Talking with Your Teen about Your Divorce
There’s really no way to navigate through an experience like divorce without anyone getting hurt, and our children are no different from ourselves in that respect. But the amount of hurt and confusion that is caused by this difficult transition can be minimized with the right kind of communication. Teenagers, in particular, can benefit from the opportunity to air their own feelings, have their questions answered, and form some kind of picture of what life is going to look like from now on. Teens are also likely to react to the prospect of their parents’ divorce in a way that differs vastly from the way in which younger children might react. For one thing, they’re more likely to see themselves within the equation. They’re at an age when they’re exploring the opposite sex, discovering their sexuality, and possibly fantasizing “happily ever after” scenarios involving a sweetheart. Hearing about their parents’ divorce can drastically repaint the mental images that they have about their own future. After all, their parents served as their first models for how the sexes relate to one another. Divorce, then, can shatter the expectations that they have about how their own lives might unfold.
Teenagers, in particular, can benefit from the opportunity to air their own feelings, have their questions answered, and form some kind of picture of what life is going to look like from now on.

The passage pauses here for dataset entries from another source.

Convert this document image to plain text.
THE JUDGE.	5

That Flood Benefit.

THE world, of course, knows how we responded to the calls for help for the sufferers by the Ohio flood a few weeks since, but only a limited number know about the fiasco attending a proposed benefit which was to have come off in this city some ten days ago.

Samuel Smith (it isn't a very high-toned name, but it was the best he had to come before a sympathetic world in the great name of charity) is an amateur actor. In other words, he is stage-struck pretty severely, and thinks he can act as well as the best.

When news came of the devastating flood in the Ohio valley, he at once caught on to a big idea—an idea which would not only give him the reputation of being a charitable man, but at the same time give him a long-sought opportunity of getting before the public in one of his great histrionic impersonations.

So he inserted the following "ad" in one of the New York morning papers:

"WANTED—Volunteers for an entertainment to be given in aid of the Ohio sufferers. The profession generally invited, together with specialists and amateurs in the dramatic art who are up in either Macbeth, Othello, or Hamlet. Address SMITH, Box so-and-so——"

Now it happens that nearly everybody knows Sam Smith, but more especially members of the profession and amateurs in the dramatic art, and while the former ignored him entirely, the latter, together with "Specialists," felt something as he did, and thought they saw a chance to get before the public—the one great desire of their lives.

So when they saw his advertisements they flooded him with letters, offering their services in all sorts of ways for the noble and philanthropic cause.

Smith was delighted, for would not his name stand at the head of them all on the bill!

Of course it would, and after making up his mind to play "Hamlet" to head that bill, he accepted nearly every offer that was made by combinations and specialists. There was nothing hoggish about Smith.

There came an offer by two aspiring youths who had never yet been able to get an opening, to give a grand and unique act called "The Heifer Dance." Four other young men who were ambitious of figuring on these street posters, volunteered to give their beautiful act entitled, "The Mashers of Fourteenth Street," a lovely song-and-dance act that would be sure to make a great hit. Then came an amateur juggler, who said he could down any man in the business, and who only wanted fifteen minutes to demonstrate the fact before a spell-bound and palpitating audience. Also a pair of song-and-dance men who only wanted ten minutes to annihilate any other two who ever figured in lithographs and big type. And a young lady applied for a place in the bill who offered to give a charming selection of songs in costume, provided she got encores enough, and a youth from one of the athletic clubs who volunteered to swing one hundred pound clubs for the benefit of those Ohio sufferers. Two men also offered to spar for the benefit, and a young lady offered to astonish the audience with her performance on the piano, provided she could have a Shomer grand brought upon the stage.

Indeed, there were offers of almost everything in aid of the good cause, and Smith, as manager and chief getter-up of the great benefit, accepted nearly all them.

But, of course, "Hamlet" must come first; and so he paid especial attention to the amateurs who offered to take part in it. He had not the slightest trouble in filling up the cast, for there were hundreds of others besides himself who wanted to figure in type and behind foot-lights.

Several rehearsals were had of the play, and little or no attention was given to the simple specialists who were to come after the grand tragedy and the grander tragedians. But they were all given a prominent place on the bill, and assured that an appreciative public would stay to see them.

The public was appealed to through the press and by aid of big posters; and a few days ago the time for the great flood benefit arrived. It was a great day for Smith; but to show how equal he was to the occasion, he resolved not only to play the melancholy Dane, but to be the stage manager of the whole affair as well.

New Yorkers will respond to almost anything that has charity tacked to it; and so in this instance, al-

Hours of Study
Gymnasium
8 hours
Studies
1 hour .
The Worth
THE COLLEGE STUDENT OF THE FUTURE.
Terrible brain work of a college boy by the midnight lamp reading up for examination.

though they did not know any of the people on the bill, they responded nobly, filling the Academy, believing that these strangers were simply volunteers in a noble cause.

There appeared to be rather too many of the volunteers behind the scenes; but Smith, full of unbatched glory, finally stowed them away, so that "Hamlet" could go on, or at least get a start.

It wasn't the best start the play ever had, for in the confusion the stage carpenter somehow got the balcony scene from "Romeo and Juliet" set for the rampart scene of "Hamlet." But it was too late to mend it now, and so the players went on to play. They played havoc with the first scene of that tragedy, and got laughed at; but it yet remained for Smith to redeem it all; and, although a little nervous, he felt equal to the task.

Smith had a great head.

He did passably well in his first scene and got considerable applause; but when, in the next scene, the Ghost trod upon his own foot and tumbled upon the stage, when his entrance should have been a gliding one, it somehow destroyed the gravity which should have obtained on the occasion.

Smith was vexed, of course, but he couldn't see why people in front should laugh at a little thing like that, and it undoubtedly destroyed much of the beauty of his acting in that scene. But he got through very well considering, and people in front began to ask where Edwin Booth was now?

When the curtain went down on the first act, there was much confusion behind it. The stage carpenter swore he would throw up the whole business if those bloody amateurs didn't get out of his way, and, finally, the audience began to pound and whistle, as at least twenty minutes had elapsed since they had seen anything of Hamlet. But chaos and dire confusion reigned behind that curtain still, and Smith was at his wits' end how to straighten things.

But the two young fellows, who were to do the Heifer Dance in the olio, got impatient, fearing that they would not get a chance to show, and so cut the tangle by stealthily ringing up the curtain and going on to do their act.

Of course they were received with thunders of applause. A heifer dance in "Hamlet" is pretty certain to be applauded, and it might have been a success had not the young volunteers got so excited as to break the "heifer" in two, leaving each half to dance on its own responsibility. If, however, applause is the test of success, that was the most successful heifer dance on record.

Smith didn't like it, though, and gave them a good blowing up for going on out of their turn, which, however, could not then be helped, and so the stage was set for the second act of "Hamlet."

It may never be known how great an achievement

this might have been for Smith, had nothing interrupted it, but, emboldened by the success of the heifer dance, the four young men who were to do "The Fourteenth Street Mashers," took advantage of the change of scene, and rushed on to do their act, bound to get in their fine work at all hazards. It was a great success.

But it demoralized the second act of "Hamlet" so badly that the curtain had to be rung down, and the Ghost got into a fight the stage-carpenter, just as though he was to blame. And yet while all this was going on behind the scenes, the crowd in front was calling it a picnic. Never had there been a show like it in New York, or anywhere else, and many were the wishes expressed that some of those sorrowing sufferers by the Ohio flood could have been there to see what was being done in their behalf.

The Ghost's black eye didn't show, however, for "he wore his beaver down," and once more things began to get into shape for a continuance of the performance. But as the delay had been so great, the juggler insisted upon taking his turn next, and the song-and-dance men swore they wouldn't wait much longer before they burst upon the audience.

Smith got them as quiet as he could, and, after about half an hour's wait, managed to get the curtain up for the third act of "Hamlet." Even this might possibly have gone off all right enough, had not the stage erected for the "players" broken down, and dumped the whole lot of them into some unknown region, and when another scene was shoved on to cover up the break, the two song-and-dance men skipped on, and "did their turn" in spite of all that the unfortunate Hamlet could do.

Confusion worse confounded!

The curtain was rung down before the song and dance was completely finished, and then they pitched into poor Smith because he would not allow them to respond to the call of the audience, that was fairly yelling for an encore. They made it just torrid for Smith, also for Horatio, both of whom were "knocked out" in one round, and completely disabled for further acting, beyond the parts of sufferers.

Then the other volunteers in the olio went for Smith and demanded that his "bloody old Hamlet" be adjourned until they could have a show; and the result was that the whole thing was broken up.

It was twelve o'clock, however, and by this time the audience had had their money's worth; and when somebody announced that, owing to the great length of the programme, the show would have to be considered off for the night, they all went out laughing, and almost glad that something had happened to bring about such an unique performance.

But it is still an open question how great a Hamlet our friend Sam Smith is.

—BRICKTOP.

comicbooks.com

This is a place where they can benefit from knowing more about why the divorce is happening, so that they can put it in a calmer perspective. Teens experience a lot of worries and anxieties on the best of days, and these feelings will be intensified when they hear about your divorce. Also, you don’t want them to go completely the other way and shut down emotionally as a way of protecting themselves. Talking will allow them to process their feelings and put their thoughts into some kind of context that makes sense. Ideally, both parents should be present together when telling kids about their divorce. This helps the reality to sink in (instead of all this divorce talk seeming like one parent’s idea or reaction), and can cut through a lot of potential blame and contradicting stories. If for some reason you have to do it alone, be objective and fair. Criticizing the other parent, or trying to win the allegiance of your kids, will only cause pain and confusion. It’s best to be firm – not indecisive – and also give your kids the space and freedom to experience and express whatever reactions they have to the news. Also be sure to give them all the pertinent information that you can about how their lives will be impacted, such as who they will live with, and whether there’ll be a move and change of schools involved. The more questions that teenagers have answered, the less they’re left with to agonize about. There may be many reactions. They may be angry, or they may be hurt. They may be shocked, or they may have long seen this coming. Be aware that this is only the first of a series of talks that you’ll need to have, not the final word. Teens will typically move through a series of emotional responses to the news, from denial to blame to acceptance. At each stage, they will benefit from more opportunities to communicate with you, and to have their feelings validated.